Meet the group dedicated to bringing down BDS in the UK

Jewish Human Rights Watch have adopted some of the measures used by anti-Israel activists, who "don't like to be on the receiving end of their tactics".


Readers of the Daily Record in Scotland, leafing through their paper over the breakfast table or on their way to work last month, will have turned the page and seen an advert designed to make them sit up and take notice.

“Right now — in Scotland”, the graphic informed readers, “Jewish businesses are being harassed and intimidated”.

The advert called for “volunteer human rights observers” in Aberdeen and Glasgow, to be “trained and equipped to peacefully monitor, record, document and bear witness to Jew hate”. 

It also included a picture of Jew-hate from a different era — a row of Nazis, arms outstretched, preventing Jews from entering the University of Vienna in 1938.

Readers were informed that “In 2015 JHRW — Jewish Human Rights Watch was launched to fight the rising tide of Jew -hate across the UK.”

“It was December 2015,” says Jonathan Neumann, the director of JHRW, discussing the organisation’s beginnings.

“The original impetus was Leicester council passing a BDS motion, which really galvanised us into thinking that something needed to be done.”

He and others thought that, given the Jewish community’s “consensus on opposition to BDS, a more forthright position needed to be taken.

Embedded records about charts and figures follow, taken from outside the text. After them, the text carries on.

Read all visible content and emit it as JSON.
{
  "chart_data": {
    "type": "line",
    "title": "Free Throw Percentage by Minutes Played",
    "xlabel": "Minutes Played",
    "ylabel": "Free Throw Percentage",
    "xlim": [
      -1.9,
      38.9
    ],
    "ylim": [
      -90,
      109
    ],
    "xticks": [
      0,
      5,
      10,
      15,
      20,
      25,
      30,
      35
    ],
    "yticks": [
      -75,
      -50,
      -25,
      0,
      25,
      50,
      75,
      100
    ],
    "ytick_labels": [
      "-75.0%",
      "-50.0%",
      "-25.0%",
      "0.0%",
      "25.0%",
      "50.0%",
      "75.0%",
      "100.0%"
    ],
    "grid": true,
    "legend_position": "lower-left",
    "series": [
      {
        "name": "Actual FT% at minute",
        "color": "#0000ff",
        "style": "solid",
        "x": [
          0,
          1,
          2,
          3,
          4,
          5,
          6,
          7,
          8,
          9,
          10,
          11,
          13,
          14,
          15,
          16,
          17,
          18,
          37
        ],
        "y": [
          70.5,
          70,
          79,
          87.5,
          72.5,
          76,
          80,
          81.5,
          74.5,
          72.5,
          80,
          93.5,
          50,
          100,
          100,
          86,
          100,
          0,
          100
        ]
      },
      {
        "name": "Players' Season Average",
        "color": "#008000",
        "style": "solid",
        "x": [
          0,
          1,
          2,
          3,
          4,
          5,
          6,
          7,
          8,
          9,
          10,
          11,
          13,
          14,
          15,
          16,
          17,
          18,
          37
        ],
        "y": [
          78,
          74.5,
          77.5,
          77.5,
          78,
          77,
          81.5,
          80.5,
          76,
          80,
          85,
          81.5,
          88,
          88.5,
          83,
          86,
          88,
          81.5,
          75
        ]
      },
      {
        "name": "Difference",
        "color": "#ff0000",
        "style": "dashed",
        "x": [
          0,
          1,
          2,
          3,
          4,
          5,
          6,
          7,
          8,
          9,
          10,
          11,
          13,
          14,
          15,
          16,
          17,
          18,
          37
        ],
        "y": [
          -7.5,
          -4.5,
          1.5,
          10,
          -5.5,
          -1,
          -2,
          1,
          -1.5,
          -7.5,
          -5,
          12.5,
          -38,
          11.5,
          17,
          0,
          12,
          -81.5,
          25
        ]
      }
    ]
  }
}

“We decided to fill that gap”, he says. “BDS has remained very much our focus since then, educating people about it and campaigning to end it.”

According to JHRW, part of the reason why the group has called for human rights observers in Scotland is because the situation there is more severe, with the Scottish Palestine Solidarity Campaign described as “on a different level” to activists in other places in the UK. 

The observers will be deployed at events where JHRW believes there is a threat of antisemitic abuse occurring.

Mr Neumann explains: “The observers will be properly trained, they will have proper high-viz jackets, with ‘Human Rights Observers’ on. They will record and watch out for incidents for Jew-hate, anything that can be reported. 

Mr Neumann explains that the organisation has assisted British Jews living in “far-flung places” where “they don’t have the sort of communal infrastructure and support”.

JHRW is also actively working to try to end the anti-Israel boycott movement in Britain, with an emphasis on going after any group or organisations perceived to be promoting it. 

Leicester and other local councils which passed anti-Israel motions found themselves facing a discrimination case in the courts, brought by JHRW. 
Although the High Court ruled in favour of the councils last June, in October the government published new guidelines preventing local authorities from using pension funds or procurement money to boycott or divest from Israeli firms.

“JHRW put the council BDS issue on the map”, says Mr Neumann. “It’s no coincidence that when we started bringing these legal actions, this guidance and legislation started happening.”

Other groups, such as the Palestine Solidarity Campaign (PSC) and charity War on Want — which promotes “Israel Apartheid Week” — have also been targeted by JHRW.

In late 2015 an official complaint was made to the Charity Commission regarding War on Want (WoW). However, JHRW is dissatisfied by the commission’s apparent inability to reach a decision on the charity and are, they say, considering other options. 

This aggressive strategy is an example, Mr Neumann says, of throwing some of the tactics used by anti-Israel activists back at them.

“Unfortunately the other side are very successful”, he says, “and to date the Jewish community and British Zionists have not used those kind of tactics effectively. We have now decided to adopt them.”

JHRW activists protested outside War on Want’s offices in London and Manchester last year.

Mr Neumann says: “This is a group [WoW] that loves to protest outside Jewish Israeli companies. This is the first time a Jewish group has gone to them and agitated outside their own headquarters and outside their own meetings. It was very unsettling to them. They didn’t like to be on the receiving end of their tactics.”

In terms of future plans, JHRW says that its “attention is increasingly turned to universities, particularly with Israel Apartheid Week, which we believe falls foul of the law.”

Mr Neumann also stresses JHRW does not consider itself to be right or left wing. “We’re not really interested in those labels. We have people who are Conservative Party supporters, Labour Party supporters, swing voters.

“We absolutely applaud this government for what it has achieved on combatting Jew-hate, and if it was a Labour government which had done it then we would applaud it all the same. 

“Our chief and only concern is to advance the cause of Jewish human rights, and whoever wants to assist or facilitate that, we will applaud them.”